PURPOSE OF THE STUDY.
To evaluate whether air pollution affects the development of asthma in children with previous episodes of bronchiolitis.
A total of 1743 children, with a mean age of 6.83 years, were included in this study. Children were recruited from 16 elementary schools in 7 cities throughout Korea. A total of 1340 of these children were followed up 2 years later.
All children had parental completion of the International Study of Asthma and Allergies in Childhood (ISAAC) questionnaire and an allergy evaluation consisting of pulmonary function tests, skin-prick testing, and a methacholine challenge at the time of enrollment. Air pollution was calculated as an average of the concentrations of ozone, carbon monoxide, nitric dioxide, sulfur dioxide, and particulate matter <10 μm in diameter between 2001 and 2005, based on a geographic sampling system.
Higher exposure to ozone and carbon monoxide was associated with airway hyperresponsiveness at the time of enrollment. Previous episodes of bronchiolitis increased the child’s risk of both current wheezing and physician-diagnosed asthma. When the 2 factors were combined, the risk of airway hyperresponsiveness, wheezing, physician-diagnosed asthma, and decreased pulmonary function test results was higher.

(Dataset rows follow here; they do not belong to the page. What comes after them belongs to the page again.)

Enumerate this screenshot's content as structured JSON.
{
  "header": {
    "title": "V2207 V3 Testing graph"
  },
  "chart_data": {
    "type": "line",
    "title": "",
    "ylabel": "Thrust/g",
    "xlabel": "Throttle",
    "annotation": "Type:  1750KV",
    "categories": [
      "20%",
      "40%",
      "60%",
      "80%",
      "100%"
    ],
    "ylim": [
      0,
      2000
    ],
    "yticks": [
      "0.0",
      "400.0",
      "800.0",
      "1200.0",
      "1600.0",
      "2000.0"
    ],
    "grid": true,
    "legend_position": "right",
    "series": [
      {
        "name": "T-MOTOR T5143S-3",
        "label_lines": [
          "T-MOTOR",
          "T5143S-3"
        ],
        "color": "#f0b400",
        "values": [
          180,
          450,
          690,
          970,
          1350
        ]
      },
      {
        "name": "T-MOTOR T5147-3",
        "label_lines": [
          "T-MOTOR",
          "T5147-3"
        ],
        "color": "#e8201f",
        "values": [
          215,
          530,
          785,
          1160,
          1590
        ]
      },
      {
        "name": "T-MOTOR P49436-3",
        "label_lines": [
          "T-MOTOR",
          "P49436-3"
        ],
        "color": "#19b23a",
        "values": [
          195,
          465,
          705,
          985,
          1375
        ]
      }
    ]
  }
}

In children, those who had both a history of bronchiolitis and exposure to higher amounts of air pollution were found to have a higher prevalence of asthma, heightened bronchial reactivity, and decreased lung function compared with children without these exposures.
This study is novel in that it is the first to reveal an apparently synergistic effect between bronchiolitis and air pollution on the development of asthma in children. Further research is needed into the mechanisms of this synergy, as well as possible targets for intervention, to prevent the development of asthma in this high-risk population.